The possibility of the epidemic outbreaks is "high", while the risk of intestinal disease is "very high" in quake-hit areas of Nepal, according to an evaluation report on the public health risk of Nepalese earthquake released by Chinese government medical team Saturday.

Besides the evaluation report, the Chinese experts has tested 51 items on drinking water, epidemic diseases such as typhoid, flu and malaria, as well as food poisoning in Nepal according to the standards of WHO, which will guide the epidemic control in quake- hit areas, the team head Lu Lin told Xinhua.

The deputy head Zhang Rong worried about the high risk epidemic situation in quake-hit areas in Nepal.

Nepal has not established epidemic situation reporting mechanism, he said, adding that it's difficult to collect and analyze epidemic information.

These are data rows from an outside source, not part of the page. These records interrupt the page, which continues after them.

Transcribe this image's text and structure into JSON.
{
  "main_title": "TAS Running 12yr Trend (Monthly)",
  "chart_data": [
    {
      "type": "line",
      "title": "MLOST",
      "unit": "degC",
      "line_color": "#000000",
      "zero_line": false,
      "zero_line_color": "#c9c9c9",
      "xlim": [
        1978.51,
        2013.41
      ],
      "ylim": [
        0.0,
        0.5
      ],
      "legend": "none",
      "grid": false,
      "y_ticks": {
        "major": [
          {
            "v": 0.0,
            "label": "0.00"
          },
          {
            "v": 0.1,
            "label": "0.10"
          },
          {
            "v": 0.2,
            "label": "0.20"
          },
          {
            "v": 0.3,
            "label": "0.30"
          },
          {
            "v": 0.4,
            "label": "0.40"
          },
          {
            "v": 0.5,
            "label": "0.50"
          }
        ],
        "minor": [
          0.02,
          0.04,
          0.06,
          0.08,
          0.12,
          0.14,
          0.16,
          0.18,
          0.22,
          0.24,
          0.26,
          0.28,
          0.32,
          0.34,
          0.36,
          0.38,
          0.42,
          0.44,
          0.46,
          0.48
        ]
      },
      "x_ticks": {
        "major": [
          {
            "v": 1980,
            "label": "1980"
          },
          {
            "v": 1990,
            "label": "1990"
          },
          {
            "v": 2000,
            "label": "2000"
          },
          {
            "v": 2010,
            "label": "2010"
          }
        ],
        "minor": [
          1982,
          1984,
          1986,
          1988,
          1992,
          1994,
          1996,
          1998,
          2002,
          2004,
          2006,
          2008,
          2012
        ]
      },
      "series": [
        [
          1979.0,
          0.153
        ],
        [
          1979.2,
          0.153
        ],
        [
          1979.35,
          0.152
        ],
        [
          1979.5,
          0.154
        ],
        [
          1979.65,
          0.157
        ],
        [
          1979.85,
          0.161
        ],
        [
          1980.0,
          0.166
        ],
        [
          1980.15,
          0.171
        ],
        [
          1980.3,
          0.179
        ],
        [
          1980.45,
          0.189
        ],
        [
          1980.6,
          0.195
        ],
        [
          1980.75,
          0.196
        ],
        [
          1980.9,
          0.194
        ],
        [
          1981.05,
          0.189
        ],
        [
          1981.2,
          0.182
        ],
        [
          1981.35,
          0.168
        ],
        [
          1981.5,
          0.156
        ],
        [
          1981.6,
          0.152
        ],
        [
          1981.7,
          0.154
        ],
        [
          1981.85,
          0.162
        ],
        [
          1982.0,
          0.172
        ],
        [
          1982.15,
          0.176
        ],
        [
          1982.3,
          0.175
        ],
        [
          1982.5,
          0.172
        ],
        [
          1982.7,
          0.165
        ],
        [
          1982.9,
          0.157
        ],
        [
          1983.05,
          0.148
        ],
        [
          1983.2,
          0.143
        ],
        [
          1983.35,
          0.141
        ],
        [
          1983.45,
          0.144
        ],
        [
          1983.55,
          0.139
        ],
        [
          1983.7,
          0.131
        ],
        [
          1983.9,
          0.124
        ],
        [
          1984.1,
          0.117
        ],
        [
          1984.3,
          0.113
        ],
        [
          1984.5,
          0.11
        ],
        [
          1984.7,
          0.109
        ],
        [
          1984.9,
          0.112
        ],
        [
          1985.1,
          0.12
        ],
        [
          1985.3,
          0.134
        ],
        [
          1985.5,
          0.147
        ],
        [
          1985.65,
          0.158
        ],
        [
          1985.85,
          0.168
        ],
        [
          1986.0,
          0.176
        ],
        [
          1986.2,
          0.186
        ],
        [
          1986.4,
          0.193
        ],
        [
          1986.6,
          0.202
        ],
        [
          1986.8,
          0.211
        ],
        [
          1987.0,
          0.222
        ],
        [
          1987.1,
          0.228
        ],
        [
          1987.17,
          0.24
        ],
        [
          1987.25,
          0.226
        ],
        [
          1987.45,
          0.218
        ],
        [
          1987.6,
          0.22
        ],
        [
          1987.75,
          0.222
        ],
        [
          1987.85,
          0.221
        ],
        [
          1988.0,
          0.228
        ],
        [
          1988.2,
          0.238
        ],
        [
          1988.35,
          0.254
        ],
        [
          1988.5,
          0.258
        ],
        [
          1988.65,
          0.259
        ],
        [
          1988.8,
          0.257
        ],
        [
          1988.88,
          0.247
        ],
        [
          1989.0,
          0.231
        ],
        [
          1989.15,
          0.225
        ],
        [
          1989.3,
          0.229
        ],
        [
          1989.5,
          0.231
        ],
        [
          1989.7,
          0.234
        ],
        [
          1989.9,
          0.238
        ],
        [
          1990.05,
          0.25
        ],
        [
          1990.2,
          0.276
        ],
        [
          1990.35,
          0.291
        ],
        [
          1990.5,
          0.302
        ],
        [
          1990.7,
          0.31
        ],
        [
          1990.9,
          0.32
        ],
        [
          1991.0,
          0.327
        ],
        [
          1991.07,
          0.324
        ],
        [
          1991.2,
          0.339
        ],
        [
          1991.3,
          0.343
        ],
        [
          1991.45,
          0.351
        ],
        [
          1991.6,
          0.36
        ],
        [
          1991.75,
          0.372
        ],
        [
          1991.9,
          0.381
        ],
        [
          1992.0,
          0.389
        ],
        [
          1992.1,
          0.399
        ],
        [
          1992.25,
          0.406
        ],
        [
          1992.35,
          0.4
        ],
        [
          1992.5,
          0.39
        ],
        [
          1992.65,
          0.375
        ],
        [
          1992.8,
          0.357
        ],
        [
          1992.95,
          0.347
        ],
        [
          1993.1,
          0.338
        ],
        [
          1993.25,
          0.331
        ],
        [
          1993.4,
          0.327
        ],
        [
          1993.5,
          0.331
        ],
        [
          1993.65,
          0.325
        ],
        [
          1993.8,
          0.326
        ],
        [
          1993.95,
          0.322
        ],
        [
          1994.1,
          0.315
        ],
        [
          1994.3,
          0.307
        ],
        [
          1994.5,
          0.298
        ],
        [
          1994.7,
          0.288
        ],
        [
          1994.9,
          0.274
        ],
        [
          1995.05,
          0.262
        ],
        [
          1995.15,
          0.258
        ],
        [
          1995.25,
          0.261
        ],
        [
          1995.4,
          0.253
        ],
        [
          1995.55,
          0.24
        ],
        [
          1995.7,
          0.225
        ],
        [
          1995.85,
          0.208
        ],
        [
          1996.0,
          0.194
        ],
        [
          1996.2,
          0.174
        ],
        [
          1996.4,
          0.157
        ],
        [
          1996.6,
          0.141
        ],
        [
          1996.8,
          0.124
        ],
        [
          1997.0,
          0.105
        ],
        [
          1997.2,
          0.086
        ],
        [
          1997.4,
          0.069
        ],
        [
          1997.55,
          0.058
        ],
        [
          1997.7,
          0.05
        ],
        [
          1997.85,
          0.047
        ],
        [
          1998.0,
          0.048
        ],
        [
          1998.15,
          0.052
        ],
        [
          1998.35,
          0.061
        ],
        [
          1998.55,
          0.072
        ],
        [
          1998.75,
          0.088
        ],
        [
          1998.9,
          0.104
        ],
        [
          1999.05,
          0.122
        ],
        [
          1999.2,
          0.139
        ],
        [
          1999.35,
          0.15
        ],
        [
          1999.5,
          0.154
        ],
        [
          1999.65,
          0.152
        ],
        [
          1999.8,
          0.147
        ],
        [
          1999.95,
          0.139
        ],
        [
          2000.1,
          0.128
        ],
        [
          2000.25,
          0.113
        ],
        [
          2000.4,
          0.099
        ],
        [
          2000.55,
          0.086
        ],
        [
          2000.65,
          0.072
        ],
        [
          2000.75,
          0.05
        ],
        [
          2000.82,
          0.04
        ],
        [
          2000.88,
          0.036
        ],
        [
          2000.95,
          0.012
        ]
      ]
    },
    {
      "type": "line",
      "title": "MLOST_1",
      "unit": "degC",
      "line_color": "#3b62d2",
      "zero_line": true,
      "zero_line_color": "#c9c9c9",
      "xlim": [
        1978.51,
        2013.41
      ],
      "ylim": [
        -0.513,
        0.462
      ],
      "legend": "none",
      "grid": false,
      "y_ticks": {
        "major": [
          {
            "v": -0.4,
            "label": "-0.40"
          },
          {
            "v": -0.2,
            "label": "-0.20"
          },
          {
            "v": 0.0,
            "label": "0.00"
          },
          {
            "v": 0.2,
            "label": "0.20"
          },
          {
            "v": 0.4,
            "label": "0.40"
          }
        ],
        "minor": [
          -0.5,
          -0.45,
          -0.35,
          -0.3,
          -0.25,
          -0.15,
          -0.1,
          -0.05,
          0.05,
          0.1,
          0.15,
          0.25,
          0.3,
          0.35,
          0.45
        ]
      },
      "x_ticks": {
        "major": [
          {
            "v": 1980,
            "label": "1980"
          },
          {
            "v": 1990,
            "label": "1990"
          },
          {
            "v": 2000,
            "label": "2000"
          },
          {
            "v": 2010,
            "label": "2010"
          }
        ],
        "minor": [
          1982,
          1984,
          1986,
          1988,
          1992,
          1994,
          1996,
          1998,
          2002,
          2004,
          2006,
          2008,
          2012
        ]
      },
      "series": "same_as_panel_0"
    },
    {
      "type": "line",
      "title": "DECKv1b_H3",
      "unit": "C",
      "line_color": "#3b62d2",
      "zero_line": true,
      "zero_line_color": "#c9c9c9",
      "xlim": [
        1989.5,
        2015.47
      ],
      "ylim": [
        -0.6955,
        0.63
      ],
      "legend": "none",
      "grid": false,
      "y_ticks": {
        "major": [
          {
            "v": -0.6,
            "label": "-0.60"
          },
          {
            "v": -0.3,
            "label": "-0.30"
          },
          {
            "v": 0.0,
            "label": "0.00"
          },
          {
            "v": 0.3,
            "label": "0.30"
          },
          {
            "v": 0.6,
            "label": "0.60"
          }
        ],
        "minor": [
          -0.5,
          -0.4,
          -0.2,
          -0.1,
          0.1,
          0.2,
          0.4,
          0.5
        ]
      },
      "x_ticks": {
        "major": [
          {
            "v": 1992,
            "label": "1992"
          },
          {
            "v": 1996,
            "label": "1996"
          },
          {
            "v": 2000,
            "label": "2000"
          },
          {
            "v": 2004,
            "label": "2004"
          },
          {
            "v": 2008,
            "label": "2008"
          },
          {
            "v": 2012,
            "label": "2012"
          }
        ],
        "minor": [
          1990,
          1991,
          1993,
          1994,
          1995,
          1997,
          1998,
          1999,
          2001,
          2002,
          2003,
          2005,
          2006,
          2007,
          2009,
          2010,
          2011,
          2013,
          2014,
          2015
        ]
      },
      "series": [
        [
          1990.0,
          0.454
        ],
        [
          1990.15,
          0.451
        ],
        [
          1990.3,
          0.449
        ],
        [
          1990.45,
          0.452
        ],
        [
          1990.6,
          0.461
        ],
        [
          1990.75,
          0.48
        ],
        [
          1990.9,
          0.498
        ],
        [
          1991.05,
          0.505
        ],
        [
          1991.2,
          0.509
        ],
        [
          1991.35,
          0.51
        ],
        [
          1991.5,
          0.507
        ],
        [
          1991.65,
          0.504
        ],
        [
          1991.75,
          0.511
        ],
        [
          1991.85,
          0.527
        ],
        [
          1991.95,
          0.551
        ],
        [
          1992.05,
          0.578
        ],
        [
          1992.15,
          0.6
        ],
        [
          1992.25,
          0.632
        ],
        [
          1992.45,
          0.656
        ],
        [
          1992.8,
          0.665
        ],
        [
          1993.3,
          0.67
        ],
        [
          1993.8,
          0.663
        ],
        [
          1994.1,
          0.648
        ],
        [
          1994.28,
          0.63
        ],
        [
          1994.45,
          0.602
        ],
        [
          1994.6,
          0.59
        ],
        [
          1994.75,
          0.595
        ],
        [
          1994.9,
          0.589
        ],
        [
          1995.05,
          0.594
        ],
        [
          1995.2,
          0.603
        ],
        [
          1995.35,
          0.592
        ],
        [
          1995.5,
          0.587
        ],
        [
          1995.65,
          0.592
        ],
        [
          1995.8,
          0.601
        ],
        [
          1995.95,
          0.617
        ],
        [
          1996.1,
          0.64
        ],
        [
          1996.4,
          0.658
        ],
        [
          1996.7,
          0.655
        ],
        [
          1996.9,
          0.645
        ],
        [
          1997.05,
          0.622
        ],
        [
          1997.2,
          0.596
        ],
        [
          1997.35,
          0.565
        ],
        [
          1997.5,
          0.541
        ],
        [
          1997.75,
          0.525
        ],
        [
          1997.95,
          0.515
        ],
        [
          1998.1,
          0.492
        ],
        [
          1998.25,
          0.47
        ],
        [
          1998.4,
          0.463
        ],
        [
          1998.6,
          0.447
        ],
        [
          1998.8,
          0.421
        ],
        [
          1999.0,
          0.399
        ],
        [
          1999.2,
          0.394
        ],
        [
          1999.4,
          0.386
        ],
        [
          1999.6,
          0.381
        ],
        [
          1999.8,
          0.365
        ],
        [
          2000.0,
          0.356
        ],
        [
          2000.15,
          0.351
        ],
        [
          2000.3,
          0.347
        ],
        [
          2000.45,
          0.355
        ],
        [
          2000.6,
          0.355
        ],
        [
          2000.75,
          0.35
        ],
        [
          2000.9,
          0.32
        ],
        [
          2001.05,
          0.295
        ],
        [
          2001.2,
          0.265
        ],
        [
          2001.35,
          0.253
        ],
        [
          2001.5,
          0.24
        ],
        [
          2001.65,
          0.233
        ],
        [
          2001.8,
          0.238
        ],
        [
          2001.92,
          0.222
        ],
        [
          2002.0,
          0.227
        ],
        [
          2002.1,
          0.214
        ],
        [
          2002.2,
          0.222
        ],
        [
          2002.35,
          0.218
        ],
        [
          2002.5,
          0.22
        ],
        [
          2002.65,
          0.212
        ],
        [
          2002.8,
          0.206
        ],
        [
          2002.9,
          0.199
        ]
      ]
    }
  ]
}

However, the post-quake hygiene and epidemic control scheme made by Chinese medical team and Nepalese Health Ministry, military medical department and Nepalese Hygiene Research Committee is expected to set down on Sunday.

Zhang said that Chinese experts are training local medical personnels as best they can. More than 600 Nepalese medical personnels have been trained to join the epidemic control in the quake hit areas.

The Chinese medical team arrived Kathmandu on Wednesday.

The 59-member group includes experts in public hygiene, infectious diseases, traumatology, orthopaedics and emergency treatment, all from Yunnan Province. More than 85 percent of the team members have earthquake-relief experience.

The Chinese group has finished epidemic prevention for two camps, 59 tents, 30 garbage dumps and nine collapsed sites as of Friday.